In 1878, Prof. Ludwig Rütimeyer of Basel recommended him to become an assistant to Dr. Hermann Schlegel, the director of the Royal Museum of Natural History (Rijksmuseum van Natuurlijke Historie, now Naturalis Biodiversity Center) in Leiden, the Netherlands. He became an understudy of Schlegel, who sought to expand the museum’s role in understanding animal life in Western Africa. Büttikofer joined Dr. Schlegel on a study trip to the major museums of Germany and Austria.
Recognizing Büttikofer’s capabilities and potential, Schlegel proposed sending him on a six-year expedition to Africa to collect zoological specimens from several largely unexplored forest regions, specifically Liberia, the Ivory Coast, the Gold Coast, Cameroon and Gabon. Liberia was selected as the first destination, principally because the expedition had been offered free transportation on the ships of the Rotterdam trading firm Hendrik Muller & Co. which had several trading factories along the Liberian coast. Two zoological expeditions to Liberia were carried out between November 1879 - April 1882 and November 1886 - June 1887; the great success of the Liberia expeditions, the death of Dr. Schlegel, and Buttikofer’s own health considerations caused the other initially planned destinations to be dropped.

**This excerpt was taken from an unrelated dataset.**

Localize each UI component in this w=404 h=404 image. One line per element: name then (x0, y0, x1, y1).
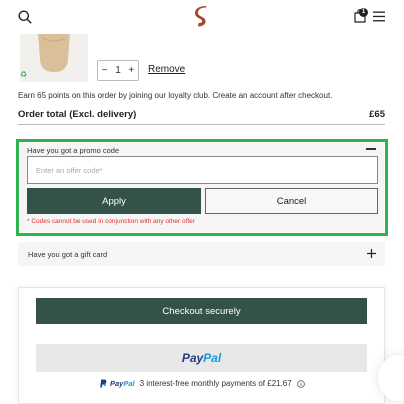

In 1890 he published a two-volume work, "Reisebilder aus Liberia" in German. This constituted the first monograph on the Republic of Liberia, and contains some of the earliest photographs of nature in Liberia. An annotated English translation of this publication was produced in November, 2012 by Brill (Leiden), titled "Travel Sketches from Liberia: Johann Büttikofer's 19th Century Rainforest Explorations in West Africa", co-edited by Henk Dop and Phillip T. Robinson.